Coatings restoration application

High-solids Carbomastic 15 was selected as the primer. It boasts a long and storied field history in a wide range of industrial services. It is a surface-tolerant epoxy mastic containing a lamellar aluminium pigment shown to perform exceptionally well over marginally prepared surfaces, including those containing light, tightly-adhered rust or tightly-adhered existing coatings.

The topcoat, Carboxane 2000, was colour-matched to the original vibrant Toreador Red first applied in 1980. It is an ultra-durable, ultra-weatherable siloxane that offers outstanding colour and gloss retention. Those characteristics are obviously important to a large, highly visible art piece located outdoors. It is also abrasion-resistant and withstands the abuse that comes with exposure to wind-driven rain, snow and ice, animals and even park patrons.

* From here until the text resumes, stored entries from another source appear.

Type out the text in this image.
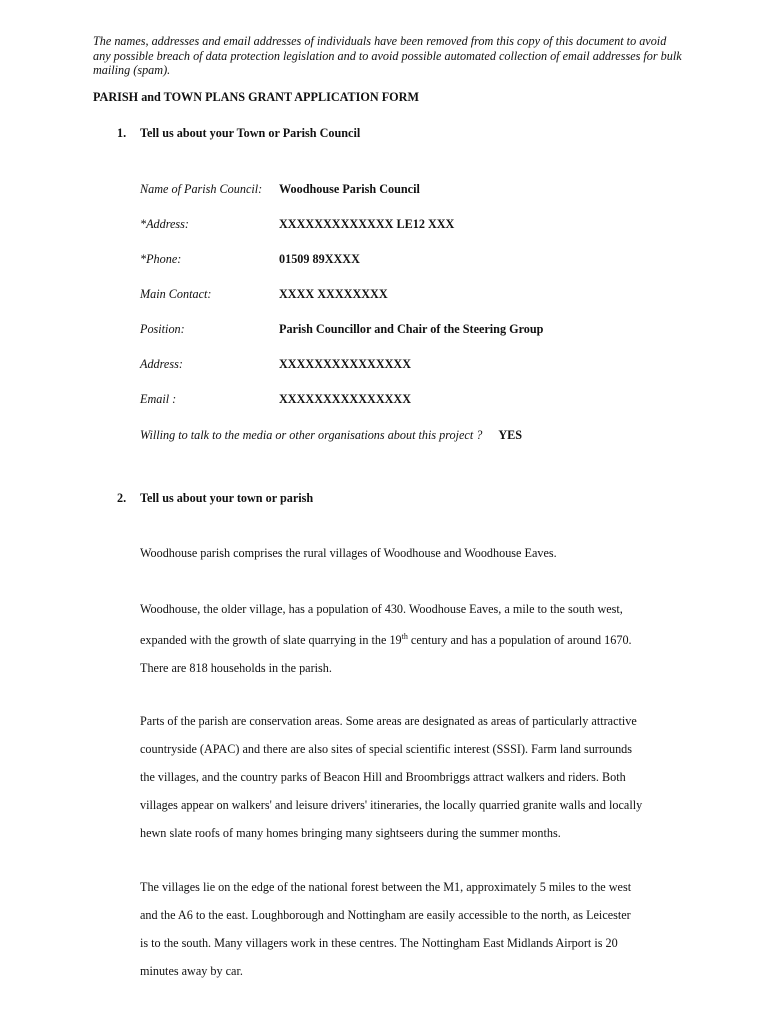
The names, addresses and email addresses of individuals have been removed from this copy of this document to avoid any possible breach of data protection legislation and to avoid possible automated collection of email addresses for bulk mailing (spam).
PARISH and TOWN PLANS GRANT APPLICATION FORM
1. Tell us about your Town or Parish Council
Name of Parish Council: Woodhouse Parish Council
*Address:	XXXXXXXXXXXXX LE12 XXX
*Phone:	01509 89XXXX
Main Contact:	XXXX XXXXXXXX
Position:	Parish Councillor and Chair of the Steering Group
Address:	XXXXXXXXXXXXXXX
Email :	XXXXXXXXXXXXXXX
Willing to talk to the media or other organisations about this project ? YES
2. Tell us about your town or parish
Woodhouse parish comprises the rural villages of Woodhouse and Woodhouse Eaves.
Woodhouse, the older village, has a population of 430. Woodhouse Eaves, a mile to the south west,
expanded with the growth of slate quarrying in the 19th century and has a population of around 1670.
There are 818 households in the parish.
Parts of the parish are conservation areas. Some areas are designated as areas of particularly attractive
countryside (APAC) and there are also sites of special scientific interest (SSSI). Farm land surrounds
the villages, and the country parks of Beacon Hill and Broombriggs attract walkers and riders. Both
villages appear on walkers' and leisure drivers' itineraries, the locally quarried granite walls and locally
hewn slate roofs of many homes bringing many sightseers during the summer months.
The villages lie on the edge of the national forest between the M1, approximately 5 miles to the west
and the A6 to the east. Loughborough and Nottingham are easily accessible to the north, as Leicester
is to the south. Many villagers work in these centres. The Nottingham East Midlands Airport is 20
minutes away by car.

When specified as a corrosion protection system, Carbomastic 15 and Carboxane 2000 have shown to perform as well as, and sometimes better than, conventional three-coat systems.

 

But the appeal of this system goes further than how it looks or performs. Applying a two-coat system reduced the project’s cost and environmental burden in the form of reduced material usage, packaging and transportation.

And here is an interesting epilogue: Part of the coating application included preparing a swatch/coupon of the Toreador Red Carboxane 2000. That swatch/coupon was sent to the Getty Research Institute in Los Angeles where it will live in secure storage with no exposure to light. The next time Laumeier Sculpture Park recoats ‘The Way’, it can be referred to for another exact colour match.

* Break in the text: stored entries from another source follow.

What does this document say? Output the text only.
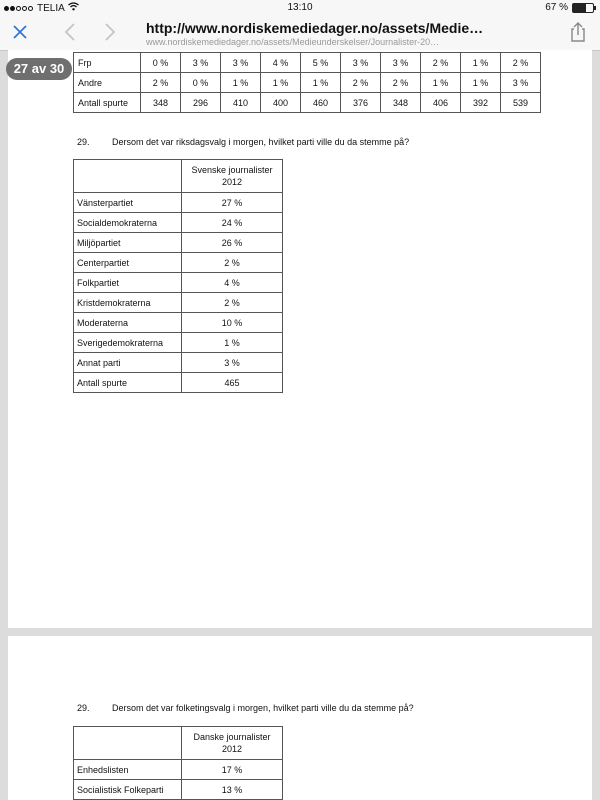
TELIA	13:10	67 %
http://www.nordiskemediedager.no/assets/Medie…
www.nordiskemediedager.no/assets/Medieunderskelser/Journalister-20…
27 av 30	Frp	0 %	3 %	3 %	4 %	5 %	3 %	3 %	2 %	1 %	2 %
Andre	2 %	0 %	1 %	1 %	1 %	2 %	2 %	1 %	1 %	3 %
Antall spurte	348	296	410	400	460	376	348	406	392	539
29. Dersom det var riksdagsvalg i morgen, hvilket parti ville du da stemme på?

	Svenske journalister
2012

Vänsterpartiet	27 %
Socialdemokraterna	24 %
Miljöpartiet	26 %
Centerpartiet	2 %
Folkpartiet	4 %
Kristdemokraterna	2 %
Moderaterna	10 %
Sverigedemokraterna	1 %
Annat parti	3 %
Antall spurte	465
29. Dersom det var folketingsvalg i morgen, hvilket parti ville du da stemme på?

	Danske journalister
2012

Enhedslisten	17 %
Socialistisk Folkeparti	13 %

Coatings being applied to ‘The Way’, flagship art piece

‘The Way’, the flagship art piece restoration being painted with paint supplied by Carboline

 

Proud to take part in the restoration project

Though ‘The Way’ seems a long way from the harsher industrial environments that Carboline is used to, the company can’t help but feel that its products are at home there.

With local St. Louis roots since 1947, Carboline treasures Laumeier Sculpture Park, one of the many world-class attractions in the region open to the public free of charge. It was honoured to do its part in keeping the park—and ‘The Way’—beautiful and accessible to all for years to come.